As a designer Gaurav Khanijo hates the terms ‘Indian wear’ or ‘western wear’. The man behind the menswear label Khanijo feels that he still hasn’t reached his audience yet. “Ninety per cent of the men only want to shop from a designer when there is an occasion in the family and that’s a wedding! For work they still prefer going in for readymade clothing with offers, so many of them have no idea what fabric they’re buying or what fit looks good on them or they usually go in for fast fashion street brands. The remaining 10 per cent are the ones who are aware of what they really want, and I see that percentage increasing, so there’s a long way to go and the potential is brilliant,” says he. In an interface, he speaks about his new line showcased at Lakme Fashion Week Spring Resort 18...

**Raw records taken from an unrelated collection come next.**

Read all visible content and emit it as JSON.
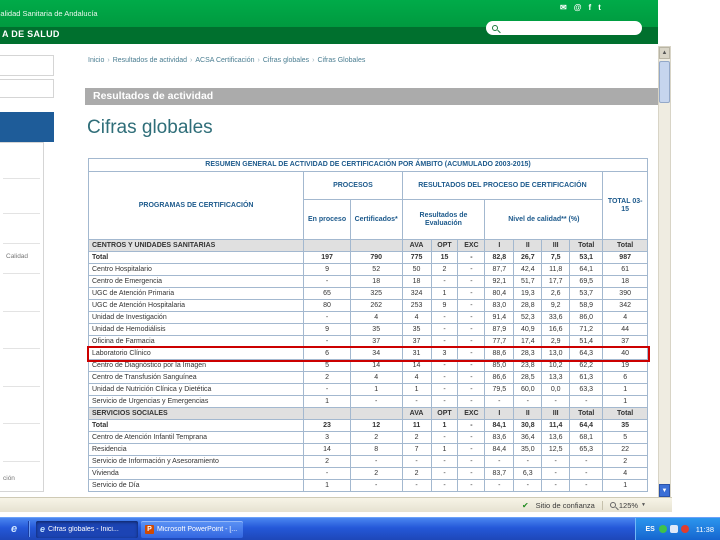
{
  "header": {
    "logo_line1": "Calidad Sanitaria de Andalucía",
    "logo_line2": "A DE SALUD",
    "social": [
      {
        "name": "email-icon",
        "glyph": "✉"
      },
      {
        "name": "contact-icon",
        "glyph": "@"
      },
      {
        "name": "facebook-icon",
        "glyph": "f"
      },
      {
        "name": "twitter-icon",
        "glyph": "t"
      }
    ],
    "search": {
      "placeholder": "",
      "value": ""
    }
  },
  "breadcrumb": {
    "separator": "›",
    "items": [
      "Inicio",
      "Resultados de actividad",
      "ACSA Certificación",
      "Cifras globales",
      "Cifras Globales"
    ]
  },
  "section_band": "Resultados de actividad",
  "page_title": "Cifras globales",
  "sidebar": {
    "fragments": [
      "Calidad",
      "ción"
    ]
  },
  "table": {
    "title": "RESUMEN GENERAL DE ACTIVIDAD DE CERTIFICACIÓN POR ÁMBITO (ACUMULADO 2003-2015)",
    "col_groups": {
      "programs": "PROGRAMAS DE CERTIFICACIÓN",
      "processes": "PROCESOS",
      "results": "RESULTADOS DEL PROCESO DE CERTIFICACIÓN",
      "total": "TOTAL 03-15"
    },
    "sub_headers": {
      "in_process": "En proceso",
      "certified": "Certificados*",
      "evaluation": "Resultados de Evaluación",
      "quality": "Nivel de calidad** (%)"
    },
    "col_letters": [
      "AVA",
      "OPT",
      "EXC",
      "I",
      "II",
      "III",
      "Total",
      "Total"
    ],
    "sections": [
      {
        "name": "CENTROS Y UNIDADES SANITARIAS",
        "rows": [
          {
            "label": "Total",
            "bold": true,
            "values": [
              "197",
              "790",
              "775",
              "15",
              "-",
              "82,8",
              "26,7",
              "7,5",
              "53,1",
              "987"
            ]
          },
          {
            "label": "Centro Hospitalario",
            "values": [
              "9",
              "52",
              "50",
              "2",
              "-",
              "87,7",
              "42,4",
              "11,8",
              "64,1",
              "61"
            ]
          },
          {
            "label": "Centro de Emergencia",
            "values": [
              "-",
              "18",
              "18",
              "-",
              "-",
              "92,1",
              "51,7",
              "17,7",
              "69,5",
              "18"
            ]
          },
          {
            "label": "UGC de Atención Primaria",
            "values": [
              "65",
              "325",
              "324",
              "1",
              "-",
              "80,4",
              "19,3",
              "2,6",
              "53,7",
              "390"
            ]
          },
          {
            "label": "UGC de Atención Hospitalaria",
            "values": [
              "80",
              "262",
              "253",
              "9",
              "-",
              "83,0",
              "28,8",
              "9,2",
              "58,9",
              "342"
            ]
          },
          {
            "label": "Unidad de Investigación",
            "values": [
              "-",
              "4",
              "4",
              "-",
              "-",
              "91,4",
              "52,3",
              "33,6",
              "86,0",
              "4"
            ]
          },
          {
            "label": "Unidad de Hemodiálisis",
            "values": [
              "9",
              "35",
              "35",
              "-",
              "-",
              "87,9",
              "40,9",
              "16,6",
              "71,2",
              "44"
            ]
          },
          {
            "label": "Oficina de Farmacia",
            "values": [
              "-",
              "37",
              "37",
              "-",
              "-",
              "77,7",
              "17,4",
              "2,9",
              "51,4",
              "37"
            ]
          },
          {
            "label": "Laboratorio Clínico",
            "highlight": true,
            "values": [
              "6",
              "34",
              "31",
              "3",
              "-",
              "88,6",
              "28,3",
              "13,0",
              "64,3",
              "40"
            ]
          },
          {
            "label": "Centro de Diagnóstico por la Imagen",
            "values": [
              "5",
              "14",
              "14",
              "-",
              "-",
              "85,0",
              "23,8",
              "10,2",
              "62,2",
              "19"
            ]
          },
          {
            "label": "Centro de Transfusión Sanguínea",
            "values": [
              "2",
              "4",
              "4",
              "-",
              "-",
              "86,6",
              "28,5",
              "13,3",
              "61,3",
              "6"
            ]
          },
          {
            "label": "Unidad de Nutrición Clínica y Dietética",
            "values": [
              "-",
              "1",
              "1",
              "-",
              "-",
              "79,5",
              "60,0",
              "0,0",
              "63,3",
              "1"
            ]
          },
          {
            "label": "Servicio de Urgencias y Emergencias",
            "values": [
              "1",
              "-",
              "-",
              "-",
              "-",
              "-",
              "-",
              "-",
              "-",
              "1"
            ]
          }
        ]
      },
      {
        "name": "SERVICIOS SOCIALES",
        "rows": [
          {
            "label": "Total",
            "bold": true,
            "values": [
              "23",
              "12",
              "11",
              "1",
              "-",
              "84,1",
              "30,8",
              "11,4",
              "64,4",
              "35"
            ]
          },
          {
            "label": "Centro de Atención Infantil Temprana",
            "values": [
              "3",
              "2",
              "2",
              "-",
              "-",
              "83,6",
              "36,4",
              "13,6",
              "68,1",
              "5"
            ]
          },
          {
            "label": "Residencia",
            "values": [
              "14",
              "8",
              "7",
              "1",
              "-",
              "84,4",
              "35,0",
              "12,5",
              "65,3",
              "22"
            ]
          },
          {
            "label": "Servicio de Información y Asesoramiento",
            "values": [
              "2",
              "-",
              "-",
              "-",
              "-",
              "-",
              "-",
              "-",
              "-",
              "2"
            ]
          },
          {
            "label": "Vivienda",
            "values": [
              "-",
              "2",
              "2",
              "-",
              "-",
              "83,7",
              "6,3",
              "-",
              "-",
              "4"
            ]
          },
          {
            "label": "Servicio de Día",
            "values": [
              "1",
              "-",
              "-",
              "-",
              "-",
              "-",
              "-",
              "-",
              "-",
              "1"
            ]
          }
        ]
      }
    ]
  },
  "status_bar": {
    "trusted_label": "Sitio de confianza",
    "zoom_level": "125%"
  },
  "taskbar": {
    "tasks": [
      {
        "icon": "internet-explorer-icon",
        "label": "Cifras globales - Inici...",
        "active": true
      },
      {
        "icon": "powerpoint-icon",
        "label": "Microsoft PowerPoint - [...",
        "active": false
      }
    ],
    "tray": {
      "language": "ES",
      "icons": [
        "messenger-icon",
        "volume-icon",
        "security-icon"
      ],
      "time": "11:38"
    }
  },
  "colors": {
    "brand_green": "#009B3E",
    "dark_green": "#00702E",
    "table_border": "#A3B8CF",
    "header_text": "#1D5A8C",
    "highlight_red": "#CC0000",
    "taskbar_blue": "#2458D8"
  }
}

You’ve nailed a roomy, relaxed silhouette for men in a scenario where most brands are doing super skinny. How have you reimagined the silhouette this season?
I was often told by a lot of people that much can’t be done in menswear when it comes to silhouettes, which I totally fail to agree. Though there is no doubt that the canvas is massive when it comes to designing for women, history of costumes has been a proof of how men have dressed, back in early centuries. This season, we are going back in time to Pre-independence Era, (early 19th century). I think the British epoch has influenced our clothes massively, including blazers, dhotis, suits with kurtas all with an Indian touch.
Khanijo has had a laidback luxe vibe. Who’s the Khanijo man?
The Khanijo Man knows what he desires, who takes his clothes seriously. From Sharp Cut Suits to luxurious Robes, or something as simple as a linen shirt. Men who love exploring, who is ambitious, romantic (have the chivalry alive within), adventurous and grounded at the same time. It’s just not about being perfect, because one can never reach perfection.
How do you see the future of tailoring? Dior Homme did ultra-light tailoring for their FW 2018-19 outing while a slew of hipster brands has played with broken tailoring.
Tailoring will never die, at least I’ll make sure I’ll stick to it from time to time. There is something powerful about a bespoke suit, it’s like your armour in real life.